Although its US roots begin in the 19th century, it is only now starting to gain visibility in mainstream media outlets and among broader sectors of the US population due to the work of Black, Indigenous, and other racialized communities involved in the most recent wave of racial justice organizing. Long-time racial justice activist and scholar, Dr. Fania E. Davis, writes in her 2019 book The Little Book of Race and Restorative Justice: Black Lives, Healing, and US Social Transformation, “We have reached a historical point in this country where it is clear that if we do not seek both justice and healing, injustice will keep replicating itself ad nauseum and we will find ourselves intoning the very same social justice demands generation after generation.”
Why are Some Scholars and Practitioners Calling for Reparations?
This answer depends on which communities have been or are being victimized by the harm, and which harm is the focus of redress.

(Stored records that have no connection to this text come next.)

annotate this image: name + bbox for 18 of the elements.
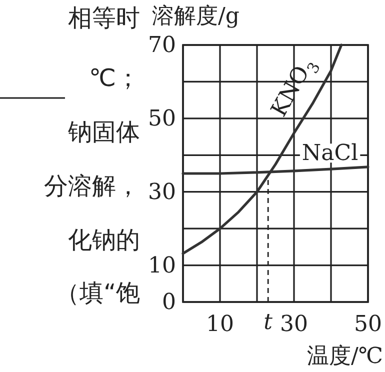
ref-line-label: t (264, 310, 273, 334)
text: 相等时 (68, 4, 140, 32)
text: （填“饱 (56, 279, 140, 307)
y-tick-label: 70 (148, 32, 176, 58)
x-tick-label: 30 (280, 312, 308, 336)
y-axis-title: 溶解度/g (152, 4, 240, 28)
x-tick-label: 50 (354, 312, 382, 336)
text: 分溶解， (44, 172, 140, 200)
y-tick-label: 0 (162, 290, 176, 314)
x-axis-title: 温度/℃ (306, 344, 383, 368)
y-tick-label: 50 (148, 106, 176, 131)
x-tick-label: 10 (206, 312, 234, 336)
series-label: NaCl (302, 140, 358, 166)
y-tick-label: 30 (148, 179, 176, 204)
text: 钠固体 (67, 118, 140, 146)
y-tick-label: 10 (148, 252, 176, 278)
text: 化钠的 (68, 226, 140, 254)
text: ℃； (89, 64, 140, 92)
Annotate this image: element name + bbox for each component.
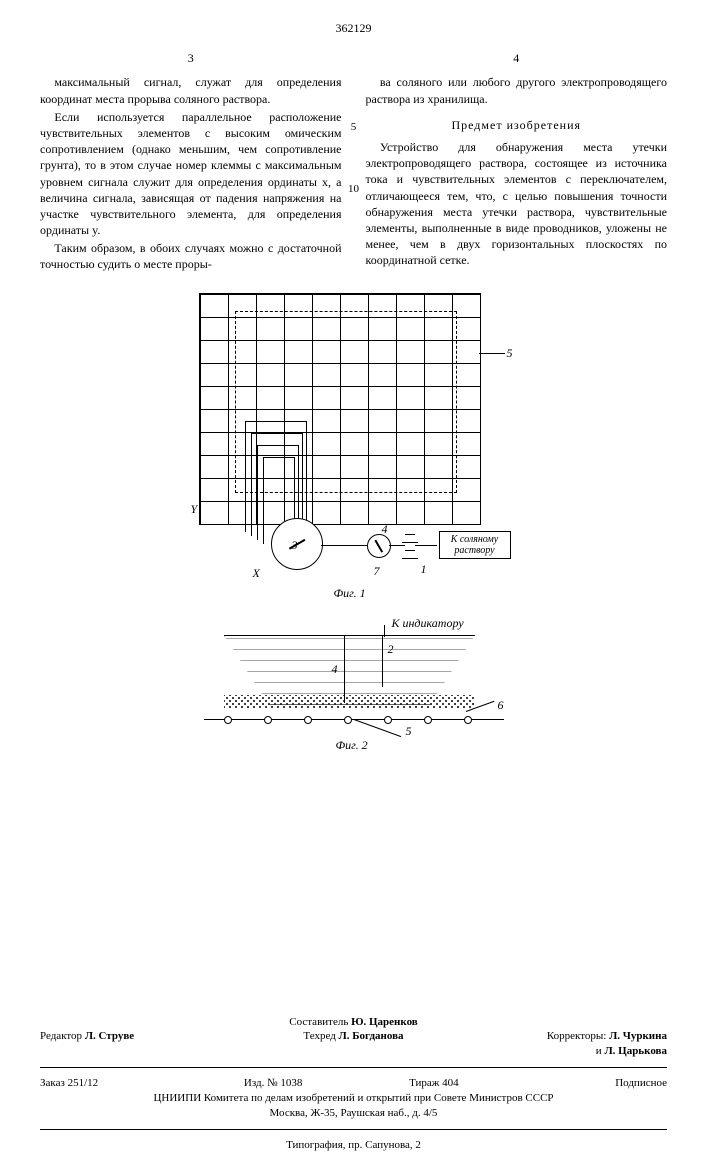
left-para-1: максимальный сигнал, служат для определе… xyxy=(40,74,342,106)
fig1-callout-1: 1 xyxy=(421,561,427,577)
left-para-2: Если используется параллельное расположе… xyxy=(40,109,342,239)
corrector-label: Корректоры: xyxy=(547,1030,606,1042)
fig1-callout-line xyxy=(479,353,505,354)
typography: Типография, пр. Сапунова, 2 xyxy=(40,1138,667,1153)
imprint: Составитель Ю. Царенков Редактор Л. Стру… xyxy=(40,1015,667,1153)
publisher-addr: Москва, Ж-35, Раушская наб., д. 4/5 xyxy=(40,1106,667,1121)
fig1-axis-x: X xyxy=(253,565,260,581)
fig1-caption: Фиг. 1 xyxy=(334,585,366,601)
publisher-org: ЦНИИПИ Комитета по делам изобретений и о… xyxy=(40,1091,667,1106)
editor-name: Л. Струве xyxy=(85,1030,134,1042)
col-number-right: 4 xyxy=(366,50,668,66)
tirazh-num: 404 xyxy=(442,1077,459,1089)
fig1-callout-4: 4 xyxy=(382,521,388,537)
corrector-1: Л. Чуркина xyxy=(609,1030,667,1042)
techred-name: Л. Богданова xyxy=(339,1030,404,1042)
fig2-callout-5: 5 xyxy=(406,723,412,739)
techred-label: Техред xyxy=(303,1030,335,1042)
fig1-note-box: К соляному раствору xyxy=(439,531,511,559)
order-label: Заказ xyxy=(40,1077,65,1089)
izd-label: Изд. № xyxy=(244,1077,278,1089)
fig1-callout-7: 7 xyxy=(374,563,380,579)
fig1-indicator xyxy=(367,534,391,558)
left-para-3: Таким образом, в обоих случаях можно с д… xyxy=(40,240,342,272)
corrector-2: Л. Царькова xyxy=(604,1045,667,1057)
fig2-hatch xyxy=(224,695,474,709)
editor-label: Редактор xyxy=(40,1030,82,1042)
order-num: 251/12 xyxy=(68,1077,99,1089)
fig2-caption: Фиг. 2 xyxy=(336,737,368,753)
tirazh-label: Тираж xyxy=(409,1077,439,1089)
figure-1: 3 4 7 1 5 К соляному раствору Y X Фиг. 1 xyxy=(189,293,519,603)
fig2-callout-2: 2 xyxy=(388,641,394,657)
fig1-callout-5: 5 xyxy=(507,345,513,361)
claim-text: Устройство для обнаружения места утечки … xyxy=(366,139,668,269)
fig1-callout-3: 3 xyxy=(292,537,298,553)
fig2-line-5 xyxy=(353,719,400,737)
line-marker-10: 10 xyxy=(348,182,359,197)
podpisnoe: Подписное xyxy=(522,1076,667,1091)
fig1-wire-dm xyxy=(321,545,367,547)
fig2-note-top: К индикатору xyxy=(392,615,464,631)
fig2-callout-6: 6 xyxy=(498,697,504,713)
compiler-name: Ю. Царенков xyxy=(351,1016,418,1028)
fig2-probe-4 xyxy=(344,635,346,703)
fig1-wire-mb xyxy=(389,545,405,547)
fig2-probe-2 xyxy=(382,635,384,687)
compiler-label: Составитель xyxy=(289,1016,348,1028)
claim-header: Предмет изобретения xyxy=(366,117,668,133)
fig1-axis-y: Y xyxy=(191,501,198,517)
izd-num: 1038 xyxy=(280,1077,302,1089)
figure-2: К индикатору 4 2 5 6 Фиг. 2 xyxy=(184,615,524,755)
fig1-battery xyxy=(405,530,415,560)
right-continuation: ва соляного или любого другого электропр… xyxy=(366,74,668,106)
line-marker-5: 5 xyxy=(351,120,357,135)
fig1-wire-out xyxy=(415,545,437,547)
fig2-callout-4: 4 xyxy=(332,661,338,677)
col-number-left: 3 xyxy=(40,50,342,66)
corrector-and: и xyxy=(596,1045,602,1057)
patent-number: 362129 xyxy=(40,20,667,36)
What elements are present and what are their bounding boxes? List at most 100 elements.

Some harms may best be repaired by direct monetary compensation to survivors and their descendants, while others may best be addressed by targeted community investments in universities, court systems, and banks. One such example that involves a multi-faceted approach is the case to close the US racial wealth gap for African Americans.
The median net worth of a typical white family is 10 times the net worth of a typical Black family. This infographic demonstrates the racial wealth gap’s roots in slavery and subsequent institutional policies of exclusion. Then it outlines an approach to correct it, which involves government-funded initiatives that include direct individual payments, university scholarships, and grants for Black-owned businesses.
What are Some Existing Examples of Reparations?
Germany has paid $90 billion dollars in monetary reparations to Holocaust survivors since the 1950s, via various government initiatives. Payments have been renegotiated over time in response to survivors’ changing needs.
The United States government has adopted monetary programs of reparations for Japanese Americans, imprisoned by the US government during WWII.
A few US states, including North Carolina and California, have paid or plan to pay monetary reparations to survivors of coerced or forced sterilization. Poor, disabled, and women of color (some as young as 13) were disproportionately the targets of this abuse.
In 2005, the United Nations adopted a resolution that sets forth general principles and guidelines for the legal right to remedy and reparations.
Black South Africans and the indigenous Māori people of New Zealand have received reparations for past and subsequent harms cause during racial apartheid, forced displacement, and other violent processes related to settler colonialism. These reparations took the form of individual and collective community payments, as well as support for the rebuilding of cultural institutions (e.g., schools with indigenous language programs) and the return of land.
Where Can I Learn More About Current Calls for Reparations in the U.S.?
From Duke professor Dr. William A. Darity Jr. and award-winning author Ta-Nehisi Coates to the LandBack Movement to the city of Evanston, IL, more scholars, activists, and practitioners agree that reparations are an important tool in the restorative justice toolbox.
The Western Center will use an intersectional approach to explore past and current cases for reparations. It will work with Collaborating Scholar Dr. Rodney Coates (Professor of Critical Race and Ethnic Studies), as well as its other campus and community partners, to guide programming. Academic and co-curricular programming will include both US and international perspectives, as well as diverse proposals to repair the harms caused by racial injustice.